No Obama Obituaries, Please
A Commentary by Joe Conason
Having taken the oath of office just one year ago, Barack Obama is a flashing meteor that sputtered out too soon -- or so the national media narrative tells us. According to this story line, the young president is a presumptuous liberal who disappointed his own idealistic followers while irritating everyone else. Media tipsters spoke of a "final judgment" in Massachusetts before the stunning returns came in -- so we may soon hear declarations of a "failed presidency" from Washington's pundit herd.
Yes, after a run of extraordinary luck that helped get him into the White House, Obama today is confronting his share of electoral trouble. He may well encounter more and worse as November's midterm approaches. But he and his critics should remember the last time a Democratic president had to listen to the drafting of his own political obituary.
The premature farewells came early in Bill Clinton's first term.
During those exceptionally difficult years -- including a historic midterm landslide that cost Democrats control of both houses of Congress -- that young president heard members of his own party urging him to step aside rather than run again. Instead, he formulated the strategy and tactics that led to his decisive re-election; a smashing midterm victory in the midst of personal scandal; and a presidency that has come to be regarded by the American people as one of the most successful in the postwar era.
For the moment, Obama enjoys no such reputation. His own starry-eyed supporters, who believed his rhetoric of change, are disillusioned to discover that he is a politician, not a messiah. His opponents, who once pretended to share his bipartisan instincts, are delighted to obstruct his agenda, even though they have no solutions of their own. He seems to be locked in partisan stasis despite the great mandate he won in November 2008 and the overwhelming Democratic majority.
The result is that too many Americans today believe that he has accomplished little and forfeited their trust. They happen to be wrong -- just as they were wrong when they dismissed the Clinton presidency less than halfway into his first term.
If scored strictly by his legislative attainments, Obama is a highly effective president. In fact, the scrupulously nonpartisan Congressional Quarterly rated him the most effective president of the past five decades, as measured by congressional votes on which he took a position, either yea or nay. When he enunciated a clear position in the House and Senate, his success rate was 96.7 percent -- a number that surpassed the previous records held by Lyndon Baines Johnson and Dwight Eisenhower.
If scored by his campaign promises, Obama also wins high marks. That judgment also comes from a respected nonpartisan source, the Pulitzer Prize-winning political website known as Politifact.com.
Tracking in detail the progress of 500 policy pledges made during the 2008 campaign, Politifact has assembled an "Obameter" that rates each promise as kept, broken, compromised or "in the works." Their finding is that he has made good on 91 promises so far and broken only 14; 275 are in the works, meaning that he is seeking to fulfill them, and 87 are stalled, which indicates little progress.
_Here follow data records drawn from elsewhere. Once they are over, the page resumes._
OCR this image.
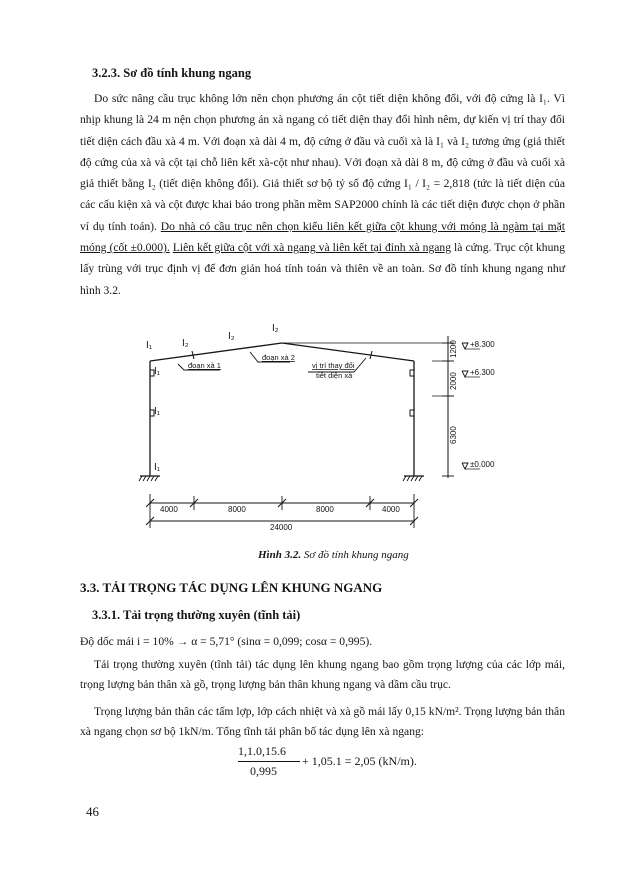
3.2.3. Sơ đồ tính khung ngang
Do sức nâng cầu trục không lớn nên chọn phương án cột tiết diện không đổi, với độ cứng là I₁. Vì nhịp khung là 24 m nện chọn phương án xà ngang có tiết diện thay đổi hình nêm, dự kiến vị trí thay đổi tiết diện cách đầu xà 4 m. Với đoạn xà dài 4 m, độ cứng ở đầu và cuối xà là I₁ và I₂ tương ứng (giả thiết độ cứng của xà và cột tại chỗ liên kết xà-cột như nhau). Với đoạn xà dài 8 m, độ cứng ở đầu và cuối xà giả thiết bằng I₂ (tiết diện không đổi). Giả thiết sơ bộ tỷ số độ cứng I₁ / I₂ = 2,818 (tức là tiết diện của các cấu kiện xà và cột được khai báo trong phần mềm SAP2000 chính là các tiết diện được chọn ở phần ví dụ tính toán). Do nhà có cầu trục nên chọn kiểu liên kết giữa cột khung với móng là ngàm tại mặt móng (cốt ±0.000). Liên kết giữa cột với xà ngang và liên kết tại đỉnh xà ngang là cứng. Trục cột khung lấy trùng với trục định vị để đơn giản hoá tính toán và thiên về an toàn. Sơ đồ tính khung ngang như hình 3.2.
I₁	I₂
I₂
I₂
I₁
I₁
I₁
đoạn xà 1
đoạn xà 2
vị trí thay đổi
tiết diện xà
1200
2000
6300
+8.300
+6.300
±0.000
4000	8000	8000	4000
24000
Hình 3.2. Sơ đồ tính khung ngang
3.3. TẢI TRỌNG TÁC DỤNG LÊN KHUNG NGANG
3.3.1. Tải trọng thường xuyên (tĩnh tải)
Độ dốc mái i = 10% → α = 5,71° (sinα = 0,099; cosα = 0,995).
Tải trọng thường xuyên (tĩnh tải) tác dụng lên khung ngang bao gồm trọng lượng của các lớp mái, trọng lượng bản thân xà gồ, trọng lượng bản thân khung ngang và dầm cầu trục.
Trọng lượng bản thân các tấm lợp, lớp cách nhiệt và xà gồ mái lấy 0,15 kN/m². Trọng lượng bản thân xà ngang chọn sơ bộ 1kN/m. Tổng tĩnh tải phân bố tác dụng lên xà ngang:
1,1.0,15.6
0,995
+ 1,05.1 = 2,05 (kN/m).
46
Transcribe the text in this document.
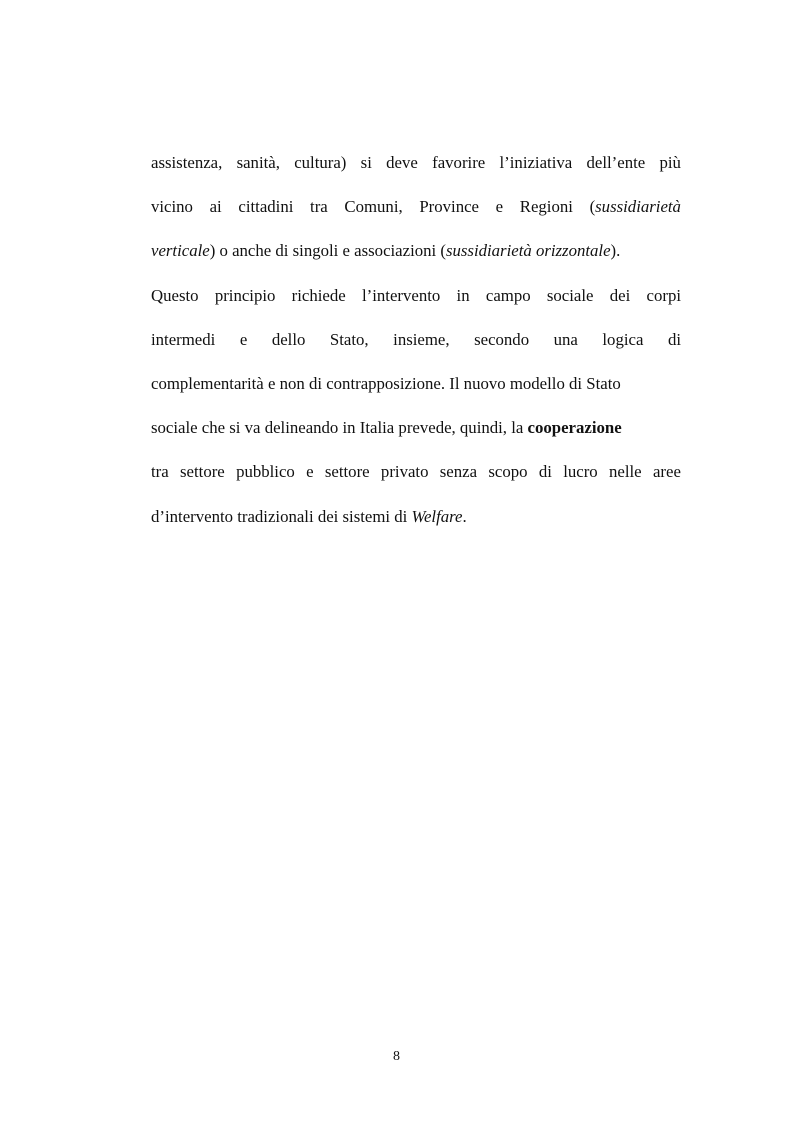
assistenza, sanità, cultura) si deve favorire l’iniziativa dell’ente più
vicino ai cittadini tra Comuni, Province e Regioni (sussidiarietà
verticale) o anche di singoli e associazioni (sussidiarietà orizzontale).
Questo principio richiede l’intervento in campo sociale dei corpi
intermedi e dello Stato, insieme, secondo una logica di
complementarità e non di contrapposizione. Il nuovo modello di Stato
sociale che si va delineando in Italia prevede, quindi, la cooperazione
tra settore pubblico e settore privato senza scopo di lucro nelle aree
d’intervento tradizionali dei sistemi di Welfare.
8
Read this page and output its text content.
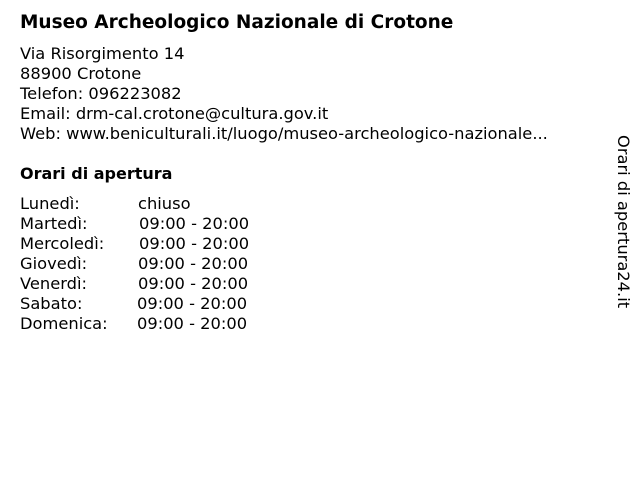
Museo Archeologico Nazionale di Crotone
Via Risorgimento 14
88900 Crotone
Telefon: 096223082
Email: drm-cal.crotone@cultura.gov.it
Web: www.beniculturali.it/luogo/museo-archeologico-nazionale...
Orari di apertura
Lunedì:	chiuso
Martedì:	09:00 - 20:00
Mercoledì: 09:00 - 20:00
Giovedì:	09:00 - 20:00
Venerdì:	09:00 - 20:00
Sabato:	09:00 - 20:00
Domenica: 09:00 - 20:00
Orari di apertura24.it
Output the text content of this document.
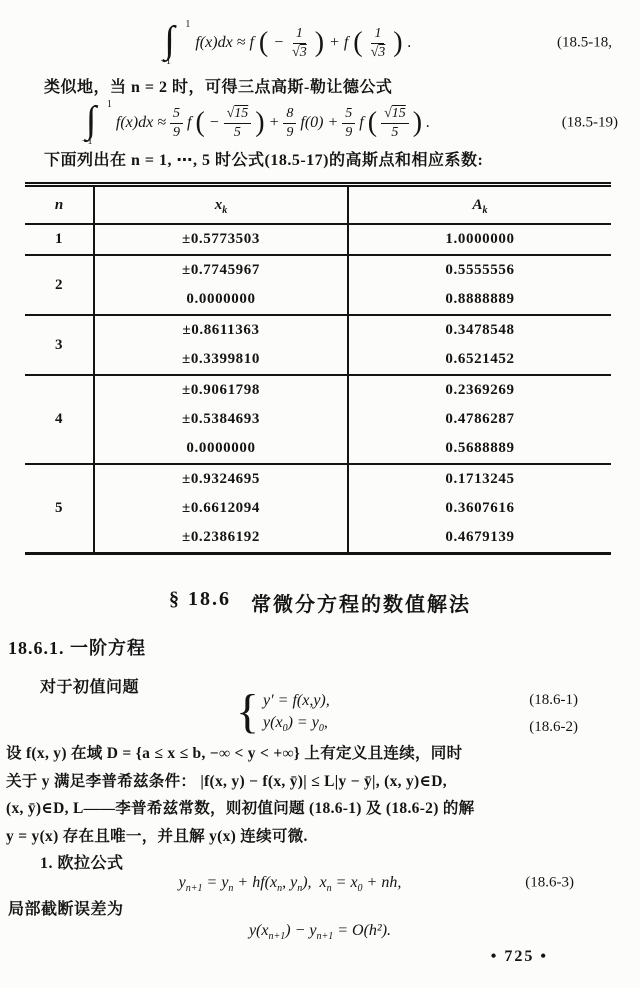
∫

1

−1

f(x)dx ≈ f ( − $\frac{1}{√3}$ ) + f ( $\frac{1}{√3}$ ) .	(18.5-18,
类似地，当 n = 2 时，可得三点高斯-勒让德公式

∫

1

−1

$f(x)dx \approx \frac{5}{9}$ f ( − $\frac{√15}{5}$ ) + $\frac{8}{9} f(0) + \frac{5}{9}$ f ( $\frac{√15}{5}$ ) .	(18.5-19)
下面列出在 n = 1, ⋯, 5 时公式(18.5-17)的高斯点和相应系数:
n	$x_k$	$A_k$
1	±0.5773503	1.0000000
2	±0.7745967	0.5555556
	0.0000000	0.8888889
3	±0.8611363	0.3478548
	±0.3399810	0.6521452
4	±0.9061798	0.2369269
	±0.5384693	0.4786287
	0.0000000	0.5688889
5	±0.9324695	0.1713245
	±0.6612094	0.3607616
	±0.2386192	0.4679139
§ 18.6 常微分方程的数值解法
18.6.1. 一阶方程
对于初值问题 { y′ = f(x,y),
$y(x_0) = y_0$,
(18.6-1)
(18.6-2)
设 f(x, y) 在域 D = {a ≤ x ≤ b, −∞ < y < +∞} 上有定义且连续，同时
关于 y 满足李普希兹条件： |f(x, y) − f(x, ȳ)| ≤ L|y − ȳ|, (x, y)∈D,
(x, ȳ)∈D, L——李普希兹常数，则初值问题 (18.6-1) 及 (18.6-2) 的解
y = y(x) 存在且唯一，并且解 y(x) 连续可微.
1. 欧拉公式
$y_{n+1} = y_n + hf(x_n$, $y_n$),  $x_n = x_0$ + nh,	(18.6-3)
局部截断误差为
$y(x_{n+1}) - y_{n+1} = O(h^2)$.
• 725 •
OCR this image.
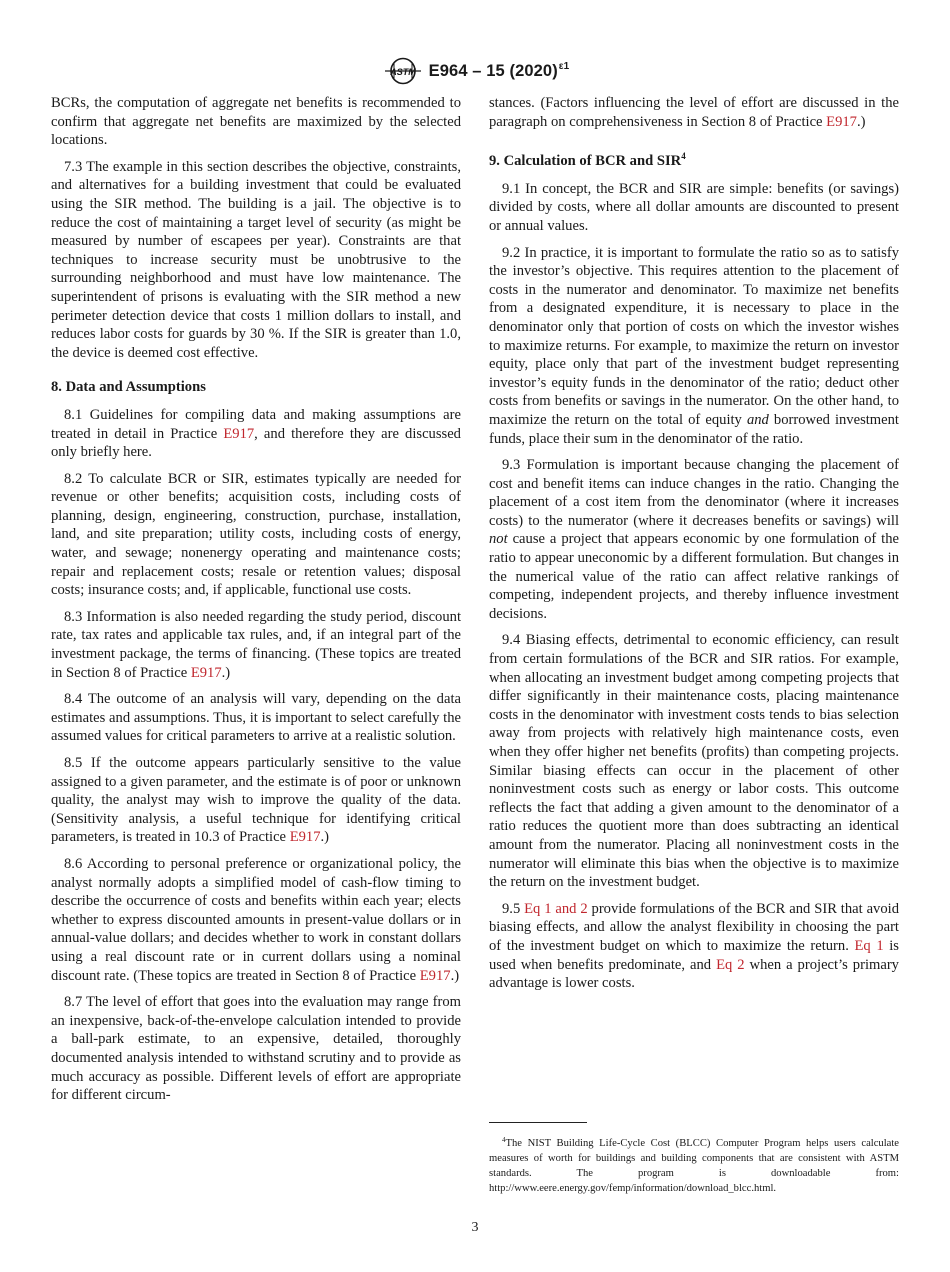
ASTM E964 – 15 $(2020)^{\varepsilon 1}$

BCRs, the computation of aggregate net benefits is recommended to confirm that aggregate net benefits are maximized by the selected locations.

7.3 The example in this section describes the objective, constraints, and alternatives for a building investment that could be evaluated using the SIR method. The building is a jail. The objective is to reduce the cost of maintaining a target level of security (as might be measured by number of escapees per year). Constraints are that techniques to increase security must be unobtrusive to the surrounding neighborhood and must have low maintenance. The superintendent of prisons is evaluating with the SIR method a new perimeter detection device that costs 1 million dollars to install, and reduces labor costs for guards by 30 %. If the SIR is greater than 1.0, the device is deemed cost effective.

8. Data and Assumptions

8.1 Guidelines for compiling data and making assumptions are treated in detail in Practice E917, and therefore they are discussed only briefly here.

8.2 To calculate BCR or SIR, estimates typically are needed for revenue or other benefits; acquisition costs, including costs of planning, design, engineering, construction, purchase, installation, land, and site preparation; utility costs, including costs of energy, water, and sewage; nonenergy operating and maintenance costs; repair and replacement costs; resale or retention values; disposal costs; insurance costs; and, if applicable, functional use costs.

8.3 Information is also needed regarding the study period, discount rate, tax rates and applicable tax rules, and, if an integral part of the investment package, the terms of financing. (These topics are treated in Section 8 of Practice E917.)

8.4 The outcome of an analysis will vary, depending on the data estimates and assumptions. Thus, it is important to select carefully the assumed values for critical parameters to arrive at a realistic solution.

8.5 If the outcome appears particularly sensitive to the value assigned to a given parameter, and the estimate is of poor or unknown quality, the analyst may wish to improve the quality of the data. (Sensitivity analysis, a useful technique for identifying critical parameters, is treated in 10.3 of Practice E917.)

8.6 According to personal preference or organizational policy, the analyst normally adopts a simplified model of cash-flow timing to describe the occurrence of costs and benefits within each year; elects whether to express discounted amounts in present-value dollars or in annual-value dollars; and decides whether to work in constant dollars using a real discount rate or in current dollars using a nominal discount rate. (These topics are treated in Section 8 of Practice E917.)

8.7 The level of effort that goes into the evaluation may range from an inexpensive, back-of-the-envelope calculation intended to provide a ball-park estimate, to an expensive, detailed, thoroughly documented analysis intended to withstand scrutiny and to provide as much accuracy as possible. Different levels of effort are appropriate for different circum-

stances. (Factors influencing the level of effort are discussed in the paragraph on comprehensiveness in Section 8 of Practice E917.)

9. Calculation of BCR and SIR$^4$

9.1 In concept, the BCR and SIR are simple: benefits (or savings) divided by costs, where all dollar amounts are discounted to present or annual values.

9.2 In practice, it is important to formulate the ratio so as to satisfy the investor’s objective. This requires attention to the placement of costs in the numerator and denominator. To maximize net benefits from a designated expenditure, it is necessary to place in the denominator only that portion of costs on which the investor wishes to maximize returns. For example, to maximize the return on investor equity, place only that part of the investment budget representing investor’s equity funds in the denominator of the ratio; deduct other costs from benefits or savings in the numerator. On the other hand, to maximize the return on the total of equity and borrowed investment funds, place their sum in the denominator of the ratio.

9.3 Formulation is important because changing the placement of cost and benefit items can induce changes in the ratio. Changing the placement of a cost item from the denominator (where it increases costs) to the numerator (where it decreases benefits or savings) will not cause a project that appears economic by one formulation of the ratio to appear uneconomic by a different formulation. But changes in the numerical value of the ratio can affect relative rankings of competing, independent projects, and thereby influence investment decisions.

9.4 Biasing effects, detrimental to economic efficiency, can result from certain formulations of the BCR and SIR ratios. For example, when allocating an investment budget among competing projects that differ significantly in their maintenance costs, placing maintenance costs in the denominator with investment costs tends to bias selection away from projects with relatively high maintenance costs, even when they offer higher net benefits (profits) than competing projects. Similar biasing effects can occur in the placement of other noninvestment costs such as energy or labor costs. This outcome reflects the fact that adding a given amount to the denominator of a ratio reduces the quotient more than does subtracting an identical amount from the numerator. Placing all noninvestment costs in the numerator will eliminate this bias when the objective is to maximize the return on the investment budget.

9.5 Eq 1 and 2 provide formulations of the BCR and SIR that avoid biasing effects, and allow the analyst flexibility in choosing the part of the investment budget on which to maximize the return. Eq 1 is used when benefits predominate, and Eq 2 when a project’s primary advantage is lower costs.

$^4$The NIST Building Life-Cycle Cost (BLCC) Computer Program helps users calculate measures of worth for buildings and building components that are consistent with ASTM standards. The program is downloadable from: http://www.eere.energy.gov/femp/information/download_blcc.html.
3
For a president who has yet to complete his first year, those are not only decent ratings but a strong indication of good faith.
Still, the president's approval ratings have fallen sharply, and his party seems headed for a midterm spanking. Those declines are partly cyclical and normal, and partly the fallout from economic and military conditions that he inherited after nearly a decade of Republican misrule. But they are also owed in part to his administration's mistakes, in pursuing a stimulus program that was too small and scattered and a health care reform that is too compromised and timid. He also suffers the lagging effect of his legislative successes (including health care, if it finally passes in some form), which voters will not feel until many months from now.
Yet the Clinton experience tells us that it is far too soon to dismiss the Obama presidency -- and that the loud stampede of the journalistic herd is almost always misleading.
Joe Conason writes for the New York Observer.